En 2013, le besoin économique couplé à l’impérieuse nécessité de rester dans la course aux compétences pousse parfois à s’investir juste pour le « plaisir » d’être occupé. C’est le cas des métiers passion (graphiste, journaliste, photographe…), où, pour trois francs six sous, les free-lances sont obligés de se brader. C’est sur le forum d’entraide « Cinq you et remerciez-vous », hébergé par Facebook, que Christophe a lancé son cri d’alarme. « Je vous propose de m’aider à financer mon chômage, écrit ce diplômé en communication, management et marketing. Lavabo qui fuit, ampoule à changer, dossier de présentation, campagne de communication […], je suis un véritable couteau suisse et le travail ne me fait pas peur. » Comme tous ses amis, le trentenaire a enchaîné les stages, envoyé des centaines de CV restés sans réponse… Écœuré, c’est peu dire. « J’ai fait neuf ans d’études pour me retrouver sans rien. À se demander à quoi ça sert d’en faire, d’ailleurs », s’interroge-t-il un brin amer. Il s’est finalement exilé en Angleterre, où il a trouvé un job. Rémunéré, celui-là.

Sauter les frontières, Laureline y pense aussi très fort. La Norvège, avec son taux de chômage à 3,7 % et ses salaires élevés, la fait rêver. Son frère s’est déjà installé au Canada, des propositions plein les bras. Pour ces cohortes d’abonnés à la précarité, quitter le sol français est souvent un crève-cœur. Exonération de charges sociales pour l’embauche de stagiaires, primes pour les seniors… La plupart ont leurs idées sur ce qu’il faudrait faire pour sortir de cette spirale infernale qui ne semble pas passagère mais incarner un nouvel ordre de notre modèle social. « Si on doit vivre avec des statuts différents, il faut qu’ils soient reconnus comme des formes d’emploi à part entière et ne pas être des variables d’ajustement pour les entreprises et l’État », plaide Patrick Levy-Waitz, président d’ITG, premier groupe de portage salarial. Le CDI intérimaire, validé cet été par trois syndicats, est une voie d’encadrement. Mais la flexisécurité à la française se cherche encore. Or le travail à tout prix se paie aussi à la retraite… E. S.

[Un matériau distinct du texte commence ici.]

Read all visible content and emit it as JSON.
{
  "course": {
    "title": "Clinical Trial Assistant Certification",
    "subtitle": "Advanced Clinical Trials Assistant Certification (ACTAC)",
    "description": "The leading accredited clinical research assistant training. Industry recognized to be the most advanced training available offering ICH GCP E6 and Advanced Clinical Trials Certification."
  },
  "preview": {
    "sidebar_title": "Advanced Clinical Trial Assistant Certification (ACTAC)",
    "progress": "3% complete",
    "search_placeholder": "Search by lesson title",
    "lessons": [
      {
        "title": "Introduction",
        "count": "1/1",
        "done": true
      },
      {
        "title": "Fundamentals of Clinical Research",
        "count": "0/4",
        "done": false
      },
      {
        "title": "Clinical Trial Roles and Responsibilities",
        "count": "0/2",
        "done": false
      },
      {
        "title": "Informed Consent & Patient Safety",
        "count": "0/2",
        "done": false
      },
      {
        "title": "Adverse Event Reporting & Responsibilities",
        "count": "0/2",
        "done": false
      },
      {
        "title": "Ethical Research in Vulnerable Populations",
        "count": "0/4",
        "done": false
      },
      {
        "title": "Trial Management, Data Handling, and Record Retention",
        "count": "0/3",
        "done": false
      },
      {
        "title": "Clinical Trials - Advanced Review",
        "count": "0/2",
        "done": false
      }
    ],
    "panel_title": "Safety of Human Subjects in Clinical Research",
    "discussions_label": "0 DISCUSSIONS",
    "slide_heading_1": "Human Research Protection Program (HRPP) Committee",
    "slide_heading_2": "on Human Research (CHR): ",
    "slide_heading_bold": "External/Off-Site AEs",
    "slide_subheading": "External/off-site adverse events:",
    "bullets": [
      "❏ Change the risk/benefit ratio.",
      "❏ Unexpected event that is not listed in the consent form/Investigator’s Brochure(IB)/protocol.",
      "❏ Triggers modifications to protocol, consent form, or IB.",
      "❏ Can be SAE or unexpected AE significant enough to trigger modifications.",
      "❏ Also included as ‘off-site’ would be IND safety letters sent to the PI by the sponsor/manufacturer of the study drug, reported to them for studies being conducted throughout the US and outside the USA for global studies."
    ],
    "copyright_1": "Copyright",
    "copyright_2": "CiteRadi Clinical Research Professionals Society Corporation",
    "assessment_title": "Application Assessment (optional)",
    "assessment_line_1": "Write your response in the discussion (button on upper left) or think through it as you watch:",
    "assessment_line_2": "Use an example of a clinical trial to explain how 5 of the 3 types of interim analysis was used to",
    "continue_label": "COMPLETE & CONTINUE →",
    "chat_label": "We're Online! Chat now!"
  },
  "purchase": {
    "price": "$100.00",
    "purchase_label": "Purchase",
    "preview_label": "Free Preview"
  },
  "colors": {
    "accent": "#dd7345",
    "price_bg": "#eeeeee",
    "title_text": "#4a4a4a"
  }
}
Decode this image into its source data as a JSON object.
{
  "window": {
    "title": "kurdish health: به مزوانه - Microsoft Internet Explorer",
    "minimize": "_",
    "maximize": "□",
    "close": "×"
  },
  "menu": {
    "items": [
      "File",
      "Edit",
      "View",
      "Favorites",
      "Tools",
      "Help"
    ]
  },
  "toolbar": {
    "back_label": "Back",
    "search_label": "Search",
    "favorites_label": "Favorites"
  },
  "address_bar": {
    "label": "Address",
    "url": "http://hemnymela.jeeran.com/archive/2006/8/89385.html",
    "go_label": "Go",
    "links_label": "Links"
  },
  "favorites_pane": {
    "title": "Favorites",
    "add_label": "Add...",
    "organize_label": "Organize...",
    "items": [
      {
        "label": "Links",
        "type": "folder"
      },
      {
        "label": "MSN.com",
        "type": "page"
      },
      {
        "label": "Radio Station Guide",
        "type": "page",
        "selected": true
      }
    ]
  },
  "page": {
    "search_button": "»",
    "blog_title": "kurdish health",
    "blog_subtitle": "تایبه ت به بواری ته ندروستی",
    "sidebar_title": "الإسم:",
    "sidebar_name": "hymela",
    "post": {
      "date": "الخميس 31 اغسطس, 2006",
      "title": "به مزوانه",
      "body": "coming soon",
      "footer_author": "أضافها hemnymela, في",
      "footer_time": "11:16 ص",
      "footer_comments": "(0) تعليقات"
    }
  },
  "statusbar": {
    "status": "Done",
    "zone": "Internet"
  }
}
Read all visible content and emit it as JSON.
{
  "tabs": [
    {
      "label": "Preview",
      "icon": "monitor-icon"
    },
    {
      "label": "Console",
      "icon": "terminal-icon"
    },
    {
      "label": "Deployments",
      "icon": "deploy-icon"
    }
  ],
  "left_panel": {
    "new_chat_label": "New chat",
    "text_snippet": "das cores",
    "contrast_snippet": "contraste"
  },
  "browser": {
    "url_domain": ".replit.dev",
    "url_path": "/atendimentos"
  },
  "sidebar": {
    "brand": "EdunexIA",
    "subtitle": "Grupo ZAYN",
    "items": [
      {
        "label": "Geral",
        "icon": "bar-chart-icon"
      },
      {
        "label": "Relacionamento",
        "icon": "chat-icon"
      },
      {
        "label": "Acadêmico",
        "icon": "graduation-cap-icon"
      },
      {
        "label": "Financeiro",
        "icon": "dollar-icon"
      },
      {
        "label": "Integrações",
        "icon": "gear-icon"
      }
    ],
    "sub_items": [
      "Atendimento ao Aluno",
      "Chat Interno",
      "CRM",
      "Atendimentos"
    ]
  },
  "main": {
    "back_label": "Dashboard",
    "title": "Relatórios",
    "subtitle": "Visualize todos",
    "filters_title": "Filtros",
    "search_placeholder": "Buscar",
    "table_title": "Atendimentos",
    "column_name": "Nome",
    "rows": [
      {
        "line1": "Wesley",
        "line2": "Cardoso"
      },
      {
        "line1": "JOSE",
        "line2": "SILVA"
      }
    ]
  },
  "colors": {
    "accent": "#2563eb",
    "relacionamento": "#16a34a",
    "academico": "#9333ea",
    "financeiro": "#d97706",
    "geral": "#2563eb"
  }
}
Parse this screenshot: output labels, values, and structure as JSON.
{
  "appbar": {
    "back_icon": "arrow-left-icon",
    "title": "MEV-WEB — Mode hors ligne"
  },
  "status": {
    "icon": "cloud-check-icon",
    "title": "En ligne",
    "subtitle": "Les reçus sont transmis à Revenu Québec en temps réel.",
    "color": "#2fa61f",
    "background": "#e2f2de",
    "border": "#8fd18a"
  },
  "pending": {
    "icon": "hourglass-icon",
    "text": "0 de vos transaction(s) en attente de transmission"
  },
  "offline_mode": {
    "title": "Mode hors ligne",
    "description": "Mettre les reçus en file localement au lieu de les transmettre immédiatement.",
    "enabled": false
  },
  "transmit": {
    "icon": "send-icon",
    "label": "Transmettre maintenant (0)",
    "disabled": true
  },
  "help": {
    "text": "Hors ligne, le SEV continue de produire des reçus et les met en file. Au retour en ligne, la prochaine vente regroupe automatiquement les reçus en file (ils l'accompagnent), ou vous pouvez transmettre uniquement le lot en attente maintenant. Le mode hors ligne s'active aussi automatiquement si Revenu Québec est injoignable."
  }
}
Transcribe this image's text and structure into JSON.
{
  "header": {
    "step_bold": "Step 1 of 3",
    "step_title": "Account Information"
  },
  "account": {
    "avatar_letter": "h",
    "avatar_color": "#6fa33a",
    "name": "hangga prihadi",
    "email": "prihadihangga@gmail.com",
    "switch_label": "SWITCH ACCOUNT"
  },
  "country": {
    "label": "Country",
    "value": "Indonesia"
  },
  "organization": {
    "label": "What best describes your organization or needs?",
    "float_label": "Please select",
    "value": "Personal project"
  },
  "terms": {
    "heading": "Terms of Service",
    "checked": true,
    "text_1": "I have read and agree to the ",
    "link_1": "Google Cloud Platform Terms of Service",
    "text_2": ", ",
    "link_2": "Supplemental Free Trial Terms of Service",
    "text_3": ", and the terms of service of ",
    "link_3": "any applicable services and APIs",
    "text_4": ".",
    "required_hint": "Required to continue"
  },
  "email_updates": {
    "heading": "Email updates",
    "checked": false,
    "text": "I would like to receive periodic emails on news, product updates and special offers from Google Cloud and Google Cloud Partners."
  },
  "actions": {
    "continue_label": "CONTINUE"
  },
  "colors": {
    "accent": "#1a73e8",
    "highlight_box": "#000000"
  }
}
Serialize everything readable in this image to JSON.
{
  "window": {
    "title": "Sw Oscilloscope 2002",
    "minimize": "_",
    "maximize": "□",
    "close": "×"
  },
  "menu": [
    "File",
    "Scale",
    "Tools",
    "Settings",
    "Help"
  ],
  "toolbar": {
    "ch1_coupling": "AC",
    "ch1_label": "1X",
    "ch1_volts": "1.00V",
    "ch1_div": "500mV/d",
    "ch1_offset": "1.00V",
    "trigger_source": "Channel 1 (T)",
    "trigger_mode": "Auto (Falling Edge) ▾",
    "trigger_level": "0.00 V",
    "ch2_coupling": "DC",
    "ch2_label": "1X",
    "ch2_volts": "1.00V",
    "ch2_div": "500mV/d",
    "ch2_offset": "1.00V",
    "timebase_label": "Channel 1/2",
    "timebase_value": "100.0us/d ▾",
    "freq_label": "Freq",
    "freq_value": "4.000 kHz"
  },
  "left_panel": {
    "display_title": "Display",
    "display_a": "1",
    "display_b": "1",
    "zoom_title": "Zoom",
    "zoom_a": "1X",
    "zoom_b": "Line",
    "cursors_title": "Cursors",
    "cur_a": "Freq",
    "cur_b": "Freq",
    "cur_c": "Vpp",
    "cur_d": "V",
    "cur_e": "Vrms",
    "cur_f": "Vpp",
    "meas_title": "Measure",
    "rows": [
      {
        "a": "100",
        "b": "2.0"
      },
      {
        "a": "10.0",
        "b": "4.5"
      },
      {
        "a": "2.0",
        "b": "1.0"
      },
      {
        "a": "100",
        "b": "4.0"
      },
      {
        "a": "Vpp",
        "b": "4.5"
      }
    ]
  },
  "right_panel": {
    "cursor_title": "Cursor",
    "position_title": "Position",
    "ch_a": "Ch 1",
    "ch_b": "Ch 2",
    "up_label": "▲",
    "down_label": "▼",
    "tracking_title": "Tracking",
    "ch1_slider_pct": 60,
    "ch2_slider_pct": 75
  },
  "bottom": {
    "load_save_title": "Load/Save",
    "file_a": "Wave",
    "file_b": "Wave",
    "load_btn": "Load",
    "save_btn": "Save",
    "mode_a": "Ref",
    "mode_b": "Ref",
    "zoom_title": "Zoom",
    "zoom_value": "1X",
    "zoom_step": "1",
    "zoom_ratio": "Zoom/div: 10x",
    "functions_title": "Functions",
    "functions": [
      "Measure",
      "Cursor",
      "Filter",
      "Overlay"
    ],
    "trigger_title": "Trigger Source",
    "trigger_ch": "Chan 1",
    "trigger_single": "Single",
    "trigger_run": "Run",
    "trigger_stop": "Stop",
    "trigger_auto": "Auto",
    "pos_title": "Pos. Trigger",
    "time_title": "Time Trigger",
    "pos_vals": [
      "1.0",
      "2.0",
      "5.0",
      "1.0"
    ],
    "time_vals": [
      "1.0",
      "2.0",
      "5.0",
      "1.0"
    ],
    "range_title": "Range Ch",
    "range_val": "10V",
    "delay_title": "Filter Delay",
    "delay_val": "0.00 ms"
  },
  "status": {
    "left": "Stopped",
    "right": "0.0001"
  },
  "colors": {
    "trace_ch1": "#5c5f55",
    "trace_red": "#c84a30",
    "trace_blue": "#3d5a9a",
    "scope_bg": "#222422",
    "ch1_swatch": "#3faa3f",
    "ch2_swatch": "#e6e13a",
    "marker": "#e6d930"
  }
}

« Lavabo qui fuit, ampoule à changer, campagne de communication […], je suis un véritable couteau suisse », a lancé Christophe sur Facebook

3,7 millions de travailleurs sont pauvres, dont 70 % de femmes (chiffres 2012)

2,2 millions de personnes cumulent deux emplois (chiffres 2011)

Sources : Cese, UAE, Insee.

6 % des stages correspondent à de véritables postes de travail qui devraient être occupés par de jeunes diplômés.

1 200 personnes par jour, en 2013, se déclarent autoentrepreneurs, dont 50 % de demandeurs d’emploi. La moitié des autoentrepreneurs affiche un chiffre d’affaires inférieur à 5 000 euros par an.

Sources : Cese, UAE, Insee.

« Travailler à tout prix contribue à tirer vers le bas le marché de l’emploi »

GUILLAUME DUVAL est économiste, rédacteur en chef d’Alternatives économiques. Il est l’auteur de Made in Germany, le modèle allemand au-delà des mythes (éd. Seuil, 2013).

Pensez-vous, à l’instar d’Angela Merkel, qu’il vaut mieux occuper un petit boulot que de ne pas travailler du tout ?

Le chômage est destructeur. La précarité est devenue la norme pour les jeunes et les plus de 50 ans. Les gens n’ont pas le choix, il faut bien travailler pour survivre. Mais le risque, c’est le déclassement durable. D’un point de vue global, travailler à tout prix contribue à tirer vers le bas le marché de l’emploi. On entre dans une dynamique de « dé-développement ». Les économies aux contraintes fortes en termes de rémunération et de conditions d’embauche ont de meilleurs résultats. Si on pousse à l’abaissement, notamment des salaires, on risque de fragiliser la demande intérieure capable d’absorber la production. Évidemment, déréguler crée des emplois. En Afrique, tout le monde travaille ! Mais on a l’économie qui va avec… Un travailleur pauvre qui a du mal à se nourrir, se vêtir, n’a pas la tête à son travail. C’est le retour du prolétaire. Il est peut-être moins malheureux qu’au chômage, mais d’un point de vue économique et social, ça n’est pas sans conséquences.

Les petits boulots font-ils chuter le chômage ?

En Allemagne, les destructions d’emplois ont été compensées par les minijobs, qui ont fait reculer le chômage : 5 millions de personnes occupent ces postes payés 450 euros par mois pour un temps partiel et très peu chargés. Le développement des bas salaires a été un moyen d’intégrer les fem­mes sur le marché du travail, dans une logique de salaire complémentaire. Un Allemand travaille une heure de plus qu’un Français, mais une Alle­mande trois heures de moins qu’une Française…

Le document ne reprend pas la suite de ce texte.